Cette jeune femme absorbée dans sa lecture était une voisine de Toulouse-Lautrec, du temps où le peintre habitait Montmartre. Lorsqu’elle atteignit l’âge adulte, le peintre la choisit comme modèle à plusieurs reprises.

S’il appréciait particulièrement son profil grec, Toulouse-Lautrec ose ici une composition audacieuse : influencé par les cadrages des estampes japonaises, il bascule légèrement le plan de la table vers l’avant, ajoutant plus de proximité et donc d'intimité autour de la jeune femme. Ce procédé était aussi employé par Degas, à qui Toulouse-Lautrec vouait une profonde admiration.

C'est là encore une oeuvre rare, sur un thème peu familier pour Toulouse Lautrec. Et c'est un portrait de femme, comme il en existe beaucoup dans la collection Alicia Koplowitz – Grupo Omega Capital.
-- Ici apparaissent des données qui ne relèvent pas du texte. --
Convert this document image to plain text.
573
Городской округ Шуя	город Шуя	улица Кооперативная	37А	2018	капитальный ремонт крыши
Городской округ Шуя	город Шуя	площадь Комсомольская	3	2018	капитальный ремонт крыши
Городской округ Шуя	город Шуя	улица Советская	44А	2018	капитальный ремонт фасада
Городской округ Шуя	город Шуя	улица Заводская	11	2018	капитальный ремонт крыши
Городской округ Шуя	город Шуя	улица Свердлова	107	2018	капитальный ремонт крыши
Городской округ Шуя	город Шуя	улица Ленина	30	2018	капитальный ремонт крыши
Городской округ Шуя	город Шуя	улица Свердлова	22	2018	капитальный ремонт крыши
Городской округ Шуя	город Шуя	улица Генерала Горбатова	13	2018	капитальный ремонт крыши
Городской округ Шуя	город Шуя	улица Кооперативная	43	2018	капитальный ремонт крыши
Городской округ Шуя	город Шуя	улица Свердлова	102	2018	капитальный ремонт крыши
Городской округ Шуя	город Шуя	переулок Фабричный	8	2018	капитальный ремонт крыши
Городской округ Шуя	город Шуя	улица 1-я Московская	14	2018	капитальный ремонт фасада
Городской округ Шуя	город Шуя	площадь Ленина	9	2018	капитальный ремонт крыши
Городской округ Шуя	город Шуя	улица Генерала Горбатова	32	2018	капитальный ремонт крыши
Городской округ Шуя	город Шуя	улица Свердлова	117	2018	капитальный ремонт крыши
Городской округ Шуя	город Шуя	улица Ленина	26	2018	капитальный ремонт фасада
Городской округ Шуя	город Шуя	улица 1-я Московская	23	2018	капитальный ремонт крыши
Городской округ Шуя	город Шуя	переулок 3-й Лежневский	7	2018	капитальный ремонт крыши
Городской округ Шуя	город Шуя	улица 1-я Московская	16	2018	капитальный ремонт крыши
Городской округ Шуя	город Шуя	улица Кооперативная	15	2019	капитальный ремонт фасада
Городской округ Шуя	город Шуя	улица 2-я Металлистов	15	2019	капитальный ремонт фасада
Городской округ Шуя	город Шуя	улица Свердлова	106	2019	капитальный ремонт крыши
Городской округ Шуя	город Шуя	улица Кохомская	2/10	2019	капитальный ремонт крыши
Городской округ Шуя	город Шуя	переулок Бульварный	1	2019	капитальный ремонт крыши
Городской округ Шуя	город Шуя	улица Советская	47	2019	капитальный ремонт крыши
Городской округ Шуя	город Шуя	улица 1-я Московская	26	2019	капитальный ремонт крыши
Remarquez la puissante chevelure de la liseuse, pourtant sage dans sa chemise blanche virginale. Elle se détache sur un arrière-plan à peine suggéré, où se mêlent des touches légères de tons complémentaires : bleu et orangé, rose et vert. La peinture à l’essence, plus fluide que l’huile, offre au peintre une rapidité d’exécution propice à saisir des instants fugitifs, comme s’il avait aperçu cette silhouette à la dérobée. 
Cette œuvre est passée par la galerie de Paul Rosenberg ouverte au 21 rue La Boétie en 1910 et qui fut l'une des plus influentes de l'entre-deux-guerres. Réquisitionnée par les nazis, la galerie parisienne ferme ses portes en 1940 avant de s'implanter à New York. Cette œuvre est ensuite entrée dans 2 collections avant d'être acquise par Alicia Koplowitz - Grupo Omega Capital.